Eine Brandschutzversicherung schützt Sie und Ihre Immobilie vor finanziellen Schäden, die durch Brände, Blitzschläge und Explosionen entstehen. Sie kommt sowohl für Reparaturen und Sanierungen als auch für den Neubau einer gleichwertigen Immobilie auf, wenn das Haus bis zur Unbewohnbarkeit beschädigt wurde.
Da Brände und deren Folgen, wie Ruß- oder Löschwasserschäden, erhebliche finanzielle Belastungen nach sich ziehen können, ist der Abschluss einer Brandschutzversicherung dringend zu empfehlen. 
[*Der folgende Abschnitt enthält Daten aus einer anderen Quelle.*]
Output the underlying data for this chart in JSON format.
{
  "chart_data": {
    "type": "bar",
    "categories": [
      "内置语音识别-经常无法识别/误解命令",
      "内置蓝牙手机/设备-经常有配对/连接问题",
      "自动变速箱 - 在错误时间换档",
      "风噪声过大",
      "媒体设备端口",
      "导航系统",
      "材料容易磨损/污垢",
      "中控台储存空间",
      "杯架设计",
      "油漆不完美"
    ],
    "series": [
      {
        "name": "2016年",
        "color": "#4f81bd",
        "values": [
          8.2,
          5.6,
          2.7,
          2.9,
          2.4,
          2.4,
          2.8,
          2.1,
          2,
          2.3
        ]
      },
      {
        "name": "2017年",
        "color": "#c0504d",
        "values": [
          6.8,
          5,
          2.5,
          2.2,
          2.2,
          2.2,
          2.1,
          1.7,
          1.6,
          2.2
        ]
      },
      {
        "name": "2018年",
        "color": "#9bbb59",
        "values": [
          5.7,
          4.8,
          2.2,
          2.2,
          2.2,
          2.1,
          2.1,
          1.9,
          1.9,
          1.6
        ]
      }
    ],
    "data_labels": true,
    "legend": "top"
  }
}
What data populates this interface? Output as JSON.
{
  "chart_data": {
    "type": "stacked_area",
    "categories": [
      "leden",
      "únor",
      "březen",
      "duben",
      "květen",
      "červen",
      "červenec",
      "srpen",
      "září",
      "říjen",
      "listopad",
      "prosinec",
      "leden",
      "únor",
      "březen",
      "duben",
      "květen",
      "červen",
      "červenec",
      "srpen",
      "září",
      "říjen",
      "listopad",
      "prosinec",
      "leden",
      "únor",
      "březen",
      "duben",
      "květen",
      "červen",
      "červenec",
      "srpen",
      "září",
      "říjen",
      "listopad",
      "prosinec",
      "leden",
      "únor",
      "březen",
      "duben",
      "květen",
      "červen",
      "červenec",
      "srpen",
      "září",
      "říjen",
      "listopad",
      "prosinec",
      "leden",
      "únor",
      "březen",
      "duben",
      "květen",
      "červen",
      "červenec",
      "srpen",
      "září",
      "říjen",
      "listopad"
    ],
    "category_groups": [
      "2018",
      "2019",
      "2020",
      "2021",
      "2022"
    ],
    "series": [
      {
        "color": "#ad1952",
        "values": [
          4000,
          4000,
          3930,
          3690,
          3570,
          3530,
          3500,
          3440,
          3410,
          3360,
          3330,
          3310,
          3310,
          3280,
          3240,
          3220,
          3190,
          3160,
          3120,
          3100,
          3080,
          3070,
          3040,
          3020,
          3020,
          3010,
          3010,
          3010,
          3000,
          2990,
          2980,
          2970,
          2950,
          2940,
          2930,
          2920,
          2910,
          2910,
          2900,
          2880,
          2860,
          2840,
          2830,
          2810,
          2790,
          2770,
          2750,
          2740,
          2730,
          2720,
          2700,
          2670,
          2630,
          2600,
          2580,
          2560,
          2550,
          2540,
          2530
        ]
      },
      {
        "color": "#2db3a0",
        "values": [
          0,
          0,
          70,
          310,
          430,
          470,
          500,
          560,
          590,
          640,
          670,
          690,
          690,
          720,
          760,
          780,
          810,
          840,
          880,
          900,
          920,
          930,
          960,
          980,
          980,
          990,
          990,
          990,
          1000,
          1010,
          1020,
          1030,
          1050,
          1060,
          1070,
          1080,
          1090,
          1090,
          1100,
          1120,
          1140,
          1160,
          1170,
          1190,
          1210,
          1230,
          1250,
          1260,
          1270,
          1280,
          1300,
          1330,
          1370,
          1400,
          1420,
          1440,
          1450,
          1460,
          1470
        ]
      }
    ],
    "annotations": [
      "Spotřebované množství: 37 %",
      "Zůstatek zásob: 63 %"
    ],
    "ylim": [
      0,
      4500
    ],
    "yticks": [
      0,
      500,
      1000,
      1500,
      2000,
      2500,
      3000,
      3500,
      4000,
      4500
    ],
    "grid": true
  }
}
Die Brandversicherung ist als Baustein der Wohngebäudeversicherung abschließbar. So sind neben Bränden zusätzlich andere Grundgefahren, wie Sturm- und Hagelschäden (Baustein Sturm & Hagel) oder Leitungswasserschäden (Baustein Leitungswasser), mitversichert. Damit sind Sie und Ihre Immobilie bei einer Vielzahl potenzieller Schadensquellen abgesichert.

Inhaltsverzeichnis

  1. Leistungen der Brandversicherung
  2. Versicherungssumme
  3. Häufige Fragen
  4. Gebäudeversicherung Vergleich

Leistungen der Brandversicherung

Die Brandversicherung kommt sowohl für Aufräumarbeiten als auch für die Reparatur und Instandsetzung von Gebäuden beziehungsweise Gebäudeteilen auf, die durch einen Brand verursacht wurden. Darüber hinaus sind auch die Schäden abgesichert, die infolge der Brandbekämpfung bzw. des Löschvorgangs entstanden sind.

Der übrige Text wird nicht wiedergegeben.